The agreement upon which this action was brought was reduced to writing, read to defendants and was signed by them. No complaint was made at the time by them or later in the trial court that the plaintiffs were guilty of fraud in procuring their signatures.

No facts were alleged nor proved at the trial which would support a finding favorable to appellants as to their last point presented.

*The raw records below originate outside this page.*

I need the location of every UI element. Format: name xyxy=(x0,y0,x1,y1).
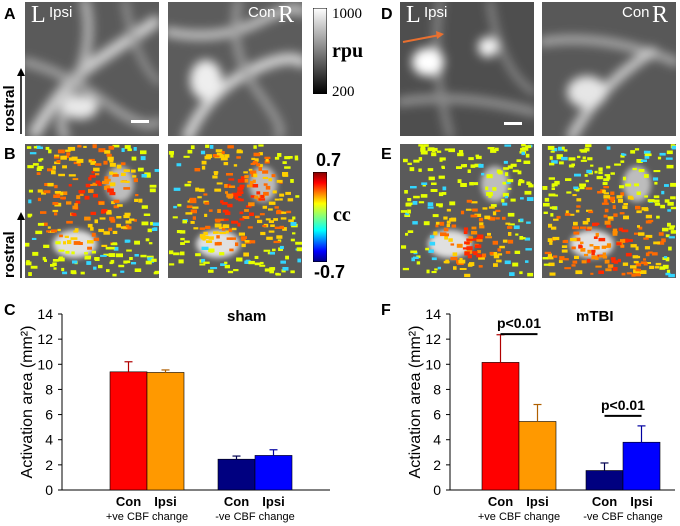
rostral-arrow-b xyxy=(17,212,25,278)
chart-c-title: sham xyxy=(227,308,267,325)
con-label: Con xyxy=(248,4,276,21)
con-label-d: Con xyxy=(622,4,650,21)
bar-label: Con xyxy=(224,494,249,509)
correlation-speckle xyxy=(400,144,534,278)
bar-pos-ipsi xyxy=(518,421,557,491)
rpu-colorbar xyxy=(313,8,327,94)
y-tick-label: 14 xyxy=(425,306,441,322)
bar-pos-con xyxy=(481,362,520,491)
vessel-image-d-con xyxy=(542,2,676,136)
arrow-icon xyxy=(402,31,444,43)
bar-label: Con xyxy=(116,494,141,509)
overlay-image-e-con xyxy=(542,144,676,278)
ipsi-label-d: Ipsi xyxy=(424,4,448,21)
scale-bar-d xyxy=(504,122,522,125)
image-a-ipsi: L Ipsi xyxy=(25,2,159,136)
significance-label: p<0.01 xyxy=(497,315,541,331)
rpu-max: 1000 xyxy=(332,6,362,22)
bar-pos-con xyxy=(109,371,148,491)
bar-label: Ipsi xyxy=(526,494,548,509)
y-tick-label: 0 xyxy=(45,482,53,498)
panel-label-b: B xyxy=(4,146,16,163)
right-hemisphere-label-d: R xyxy=(652,2,669,28)
vessel-image-a-con xyxy=(168,2,302,136)
vessel-image-d-ipsi xyxy=(400,2,534,136)
rostral-label-a: rostral xyxy=(1,85,18,132)
y-tick-label: 4 xyxy=(433,432,441,448)
correlation-speckle xyxy=(542,144,676,278)
image-d-con: Con R xyxy=(542,2,676,136)
rostral-label-b: rostral xyxy=(1,231,18,278)
rostral-arrow-a xyxy=(17,68,25,134)
cc-min: -0.7 xyxy=(314,262,346,282)
bar-neg-ipsi xyxy=(622,441,661,491)
panel-label-a: A xyxy=(4,6,16,23)
group-label: +ve CBF change xyxy=(106,511,188,523)
left-hemisphere-label-d: L xyxy=(406,2,421,28)
y-tick-label: 2 xyxy=(433,457,441,473)
cc-unit: cc xyxy=(333,204,351,226)
image-b-ipsi xyxy=(25,144,159,278)
significance-label: p<0.01 xyxy=(601,397,645,413)
image-d-ipsi: L Ipsi xyxy=(400,2,534,136)
vessel-image-a-ipsi xyxy=(25,2,159,136)
image-b-con xyxy=(168,144,302,278)
chart-f-title: mTBI xyxy=(576,308,614,325)
bar-label: Con xyxy=(488,494,513,509)
bar-neg-con xyxy=(217,458,256,491)
group-label: -ve CBF change xyxy=(215,511,294,523)
y-tick-label: 8 xyxy=(433,381,441,397)
group-label: +ve CBF change xyxy=(478,511,560,523)
overlay-image-b-ipsi xyxy=(25,144,159,278)
y-axis-label: Activation area (mm²) xyxy=(20,326,36,479)
cc-max: 0.7 xyxy=(316,150,342,170)
image-e-ipsi xyxy=(400,144,534,278)
scale-bar xyxy=(131,120,149,123)
overlay-image-b-con xyxy=(168,144,302,278)
panel-label-d: D xyxy=(381,6,393,23)
overlay-image-e-ipsi xyxy=(400,144,534,278)
y-tick-label: 2 xyxy=(45,457,53,473)
y-tick-label: 6 xyxy=(433,407,441,423)
bar-label: Ipsi xyxy=(630,494,652,509)
correlation-speckle xyxy=(168,144,302,276)
y-tick-label: 0 xyxy=(433,482,441,498)
y-tick-label: 4 xyxy=(45,432,53,448)
panel-label-f: F xyxy=(381,302,391,319)
y-tick-label: 12 xyxy=(425,331,441,347)
image-a-con: Con R xyxy=(168,2,302,136)
rpu-unit: rpu xyxy=(332,40,364,62)
y-tick-label: 10 xyxy=(425,356,441,372)
y-tick-label: 6 xyxy=(45,407,53,423)
rpu-min: 200 xyxy=(332,84,355,100)
ipsi-label: Ipsi xyxy=(49,4,73,21)
panel-label-c: C xyxy=(4,302,16,319)
image-e-con xyxy=(542,144,676,278)
panel-label-e: E xyxy=(381,146,392,163)
bar-pos-ipsi xyxy=(146,372,185,491)
y-tick-label: 14 xyxy=(37,306,53,322)
bar-neg-con xyxy=(585,470,624,491)
correlation-speckle xyxy=(25,144,159,277)
y-tick-label: 10 xyxy=(37,356,53,372)
bar-label: Con xyxy=(592,494,617,509)
bar-label: Ipsi xyxy=(262,494,284,509)
y-tick-label: 12 xyxy=(37,331,53,347)
right-hemisphere-label: R xyxy=(278,2,295,28)
bar-label: Ipsi xyxy=(154,494,176,509)
bar-neg-ipsi xyxy=(254,455,293,491)
left-hemisphere-label: L xyxy=(31,2,46,28)
y-axis-label: Activation area (mm²) xyxy=(407,326,424,479)
cc-colorbar xyxy=(313,172,327,262)
y-tick-label: 8 xyxy=(45,381,53,397)
group-label: -ve CBF change xyxy=(583,511,662,523)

[5] The plaintiffs procured a buyer ready, willing and able to buy the property described in their contract of employment and according to the terms thereof. The buyer executed a valid, binding and enforceable agreement to buy on the owners' [86 Cal. App. 2d 128] terms. Nothing further remained to be done by plaintiffs. Under such circumstances plaintiffs are entitled to recover the commission. (Deeble v. Stearns, supra.)

Judgment affirmed.

Barnard, P. J., and Griffin, J., concurred.